George Platt Lynes (1907-1955) for example, was a fashion designer in the 30s and 40s, and also a photographer of theater and ballet. However, behind closed doors, Lynes’s real interest rested in photographing male nudity. He burned the majority of his prints, as well as the negatives, but his collection of over 600 negatives was saved and purchased by the Kinsey Institute after his death in 1954 due to cancer. At the same time, Duncan Grant (1885-1978) was a British landscape painter and textile designer, however, Grant’s private artworks were recently discovered under someone’s bed. These artworks were a collection of erotic drawings found in a folder marked with “these drawings are very private. Please give them to Edward Le Bas to do what he likes with them.” It was signed and dated “2 May 1959.”

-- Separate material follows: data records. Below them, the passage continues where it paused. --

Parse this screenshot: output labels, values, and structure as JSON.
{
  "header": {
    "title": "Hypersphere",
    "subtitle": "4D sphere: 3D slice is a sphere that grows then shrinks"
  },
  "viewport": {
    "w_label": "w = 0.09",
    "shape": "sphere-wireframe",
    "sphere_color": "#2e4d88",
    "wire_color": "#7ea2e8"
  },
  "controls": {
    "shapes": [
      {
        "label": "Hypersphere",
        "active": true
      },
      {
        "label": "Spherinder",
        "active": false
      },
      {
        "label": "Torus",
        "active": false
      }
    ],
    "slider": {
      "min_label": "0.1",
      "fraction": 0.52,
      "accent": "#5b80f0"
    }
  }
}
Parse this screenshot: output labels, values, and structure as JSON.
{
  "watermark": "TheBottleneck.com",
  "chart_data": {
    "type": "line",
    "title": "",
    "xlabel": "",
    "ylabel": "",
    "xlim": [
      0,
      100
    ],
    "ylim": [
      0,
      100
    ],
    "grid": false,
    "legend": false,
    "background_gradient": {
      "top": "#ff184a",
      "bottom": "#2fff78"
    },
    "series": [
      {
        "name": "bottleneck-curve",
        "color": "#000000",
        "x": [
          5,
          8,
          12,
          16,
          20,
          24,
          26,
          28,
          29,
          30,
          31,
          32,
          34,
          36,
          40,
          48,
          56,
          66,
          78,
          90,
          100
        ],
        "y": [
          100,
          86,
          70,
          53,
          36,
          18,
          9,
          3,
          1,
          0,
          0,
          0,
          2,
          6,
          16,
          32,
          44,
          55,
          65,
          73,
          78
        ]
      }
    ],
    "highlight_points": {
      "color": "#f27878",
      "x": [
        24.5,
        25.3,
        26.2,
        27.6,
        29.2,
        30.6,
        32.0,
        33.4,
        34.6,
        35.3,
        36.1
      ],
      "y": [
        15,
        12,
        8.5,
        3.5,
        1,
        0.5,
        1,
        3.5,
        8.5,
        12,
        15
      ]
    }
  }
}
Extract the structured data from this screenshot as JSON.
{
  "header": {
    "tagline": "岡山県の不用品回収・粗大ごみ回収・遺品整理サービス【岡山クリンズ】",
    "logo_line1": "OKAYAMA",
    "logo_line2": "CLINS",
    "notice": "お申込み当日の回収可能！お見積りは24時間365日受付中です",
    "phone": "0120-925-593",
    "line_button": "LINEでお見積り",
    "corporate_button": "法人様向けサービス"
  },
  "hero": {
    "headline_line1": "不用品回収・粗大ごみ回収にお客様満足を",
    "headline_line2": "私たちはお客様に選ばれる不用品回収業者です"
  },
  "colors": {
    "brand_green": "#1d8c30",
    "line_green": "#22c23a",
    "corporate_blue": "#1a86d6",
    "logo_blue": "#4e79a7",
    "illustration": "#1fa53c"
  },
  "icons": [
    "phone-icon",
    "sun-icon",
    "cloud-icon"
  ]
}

George Platt Lynes , Chester Nielson and J. Ogle
George Platt Lynes , Chester Nielson and J. Ogle

To steer clear of legal or social backlash, artists had to find ways to protect themselves but still express their truth. Many took a page out of Lister’s book, using symbols and codes. One of the most famous queer codes was green carnations attached to the lapel of a jacket. Oscar Wilde, an Irish poet and playwright openly showcased it to the public eye and encouraged his circle of friends to do the same to signify their sexual identity. The green carnations eventually caught on, going on to be portrayed in famous Victorian artworks, becoming so much more than a small sign for Wilde and his friends. It became a symbol that’s still used to this day. In 2021, Elliot Page attended the Met Gala with a green rose attached to his Balenciaga suit.

During the same time as the green carnation, another queer symbol was beginning to take stride—the male peacock’s flamboyant and beautiful tail. In the painting done by Edmund Dulac called Charles Ricketts and Charles Shannon as Medieval Saints (1920), Shannon (right) can be seen holding a peacock's feather. This was used, “juxtaposing religious imagery,” by painting them as saints with halos around their heads. At the same time, peacock feathers were also commonly used in Art Nouveau and can be seen in interior designs. An example of this is James McNeill Whistler’s The Peacock Room (1877), which is currently at the Freer Gallery of Art in Washington D.C.

James McNeill Whistler, The Peacock Room
James McNeill Whistler, The Peacock Room
Dulac, Edmund; Charles Ricketts (1866-1931), and Charles Shannon (1863-1937), as Medieval Saints; The Fitzwilliam Museum.
Dulac, Edmund; Charles Ricketts (1866-1931), and Charles Shannon (1863-1937), as Medieval Saints; The Fitzwilliam Museum.

An additional queer code found in queer artworks is the incorporation of classical, mythical, and even biblical identities. Ancient Greek and Ancient Rome became a touchstone that queer artists choose to return to due to antiquity. An example would be a painting done by Simeon Solomon called Sappho and Erinna in a Garden at Mytilene (1864). Sappho is a Greek poet from Lesbos, which is where the word “lesbian” is derived from. The painting depicts two women in a sensual embrace with the dress strap slipping off the shoulder. Also, George Quaintance (1902-1957) is known for creating homoerotic artworks, such as gay cowboys, for magazines.


Looking back, it’s hard not to appreciate how far the LGBTQ+ community has come. Instead of hiding behind subtle symbols and clues, we have openly gay media for all to enjoy. Pride month is a time when cities openly brace the gay community. Queer artists can collaborate and share their work with the public. Although, with recent political movements that have been stirring—it’s all looking strangely familiar. It’s important to know where we have been, and make sure we do not fall back. Contemporary queer art is a joyful defiance, and it comes from visibility and celebrating a marginalized group.